It is 12:16 pm and I am sitting in my cozy blanket with an electric blanket underneath in my parental home. It is raining outside. From my window, I can see snow clad mountains and my college friend’s house outside. It’s like a dream come true. I had never ever thought about the possibility or probability of this dreamy situation ever. When I was working in that 9 to 6 corporate setup in Delhi, I used to get up from the bed and just like a machine my body clock used to start since the moment of getting up from bed till the time my body got totally exhausted at night and this cycle used to repeat itself till Friday. Saturdays and Sundays were like a compulsory recharge pack so as to continue that vicious cycle again. Get up-prepare and pack lunch-catch metro-go to office-Do a job that I hated-return home-Sleep.

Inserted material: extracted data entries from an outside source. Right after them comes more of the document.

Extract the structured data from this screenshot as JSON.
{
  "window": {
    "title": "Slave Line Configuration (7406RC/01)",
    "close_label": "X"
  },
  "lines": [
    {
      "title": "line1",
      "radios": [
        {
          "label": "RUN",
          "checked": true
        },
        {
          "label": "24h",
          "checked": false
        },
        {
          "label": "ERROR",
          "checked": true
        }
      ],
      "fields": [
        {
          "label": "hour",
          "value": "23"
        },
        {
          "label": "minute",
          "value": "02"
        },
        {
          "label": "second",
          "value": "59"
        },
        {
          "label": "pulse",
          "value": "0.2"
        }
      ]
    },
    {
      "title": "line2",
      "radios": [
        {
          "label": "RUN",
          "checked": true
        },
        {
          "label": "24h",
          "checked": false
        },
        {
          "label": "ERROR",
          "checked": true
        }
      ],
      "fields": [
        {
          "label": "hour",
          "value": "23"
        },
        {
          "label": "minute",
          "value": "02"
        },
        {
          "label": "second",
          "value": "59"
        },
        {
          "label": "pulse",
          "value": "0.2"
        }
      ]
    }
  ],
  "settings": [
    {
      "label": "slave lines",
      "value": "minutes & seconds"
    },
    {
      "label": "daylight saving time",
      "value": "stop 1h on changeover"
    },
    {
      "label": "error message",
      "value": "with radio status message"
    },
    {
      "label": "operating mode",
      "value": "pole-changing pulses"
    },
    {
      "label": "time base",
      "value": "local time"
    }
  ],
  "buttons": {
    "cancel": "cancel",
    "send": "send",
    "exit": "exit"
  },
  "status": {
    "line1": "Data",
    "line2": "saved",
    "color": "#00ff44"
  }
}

I hated my job back then. This started affecting my work quality as well. This caused a series of unavoidable events including me hating my job-my TL hating me-Boss hating TL-Finally Boss hating me-TL shouting on me in front of the whole team-Me getting expelled slowly and steadily via teamwork.
Although I got my sort of dream job after this, where I was allowed to work from home whenever I liked and I got the chance to learn new subjects on a daily basis. Life had planned something else for me.
I landed in a government job in a rural set up in Uttrakhand. Adjusting in such a slow and no-work culture after having spent almost 6 years in corporate setup was really challenging. I was left alone in a remote village filled with alcoholics and leopards without any family or friends. Somehow, I survived. I badly wanted and dreamed of only one thing after working my ass off since these 7 years-A sabbaticals.
Firstly I am an Indian, secondly, I am educated and thirdly I am a girl. Dreaming about a sabbatical is almost next to impossible. But, my dream has come true as I planned it in a clever way. I laid the foundation of this year-long sabbatical by planning my own pregnancy. I gave a deadline to my husband and things somehow fell into places after that. Here I am at my home sweet home watching travel shows on Netflix while enjoying the rainy and icy-cold weather of Himachal with a hot cup of Chai.
In the first month of my sabbatical, I completed my dream of traveling to Europe. I still do not believe that I have actually visited the dream locations anyone can ever imagine. I visited Rome, Amalfi coast, Positano, Firenze (Florence), Venezia (Venice), Athens, Mykonos, Santorini. Guys I even landed in Russia while Returning home. Can you believe?
Being a Bania, I used to famous for being Kanjus since school time. As my father is the only earning member for all 4 of us, I was never used to luxury and lavishness. Spending the money on traveling is another level of luxury for me. I am grateful to God for making this possible.
This sabbatical is even more interesting. I get to live at my parents’ home in Himachal and enjoy mom made food. Moreover, this is the first time in my life when my dad is telling me –Don’t focus on your career right now. Haaah!! Can you believe!!
Everyone is telling me to take everything at a slow and steady pace. Be it household work. Being a lazy bitch, I am so glad that I do not have to work now. I can sit surrounded by my favorite books, Netflix, TV and just try to cook new experimental recipes every day. Back in Delhi job days, even chopping vegetables for dinner or making gajar ka halwa used to be a celebrated event for me.
I cooked my husband’s favorite dishes after returning from my lavish, adventurous Euro trip. I made Sarson ka saag, Makki ki roti, gajar ka halwa, pao bhaji, and gobhi k paranthe for him with white homemade butter. This feat was impossible back in Delhi.
I was able to live a life like that of our parents days filled with fursat k pal. I enjoyed soaking in sun in winters while reading my favorite books. I enjoyed playing with my sister-in-law’s kids during their summer break in their nani house. I enjoyed talking endlessly with my sis-in-law while we exchanged our college memories. I enjoyed talking endlessly with my college roommates and laughing uncontrollably about our embarrassing college incidents.
Back in my parental home, I love every moment of re-living with them post-Vidai. I used to come home for a week like a jail se farar kaidi (prisoner) in Delhi job days. Once I remember that I felt so homesick that I simply dropped an emergency fake mail in my office and left for home. However, office people as expected didn’t leave me even at home. I was provided work-from-home even at home. I could not even watch a small movie with my dad in those 7 days. But now, I am sitting at home for 1 and a half month. I go for evening walks with my mom and dad every day. I enjoy mom-made tasty healthy food. Sometimes I go out with my best friends from college who live near my home. My roommate whom I know since I was 18 years of age is also my neighbor. I went to her home and we bragged about our interesting college life to her husband. These are the little things that matter the most to me. She knows me since I was a kid. I longed for actual friendships and having the time to keep those friendships in Delhi.
I feel blessed to be able to enjoy these little things in life as these little things matter the most in life. At least for my mental peace, this sabbatical is working its magic really well. I feel blessed.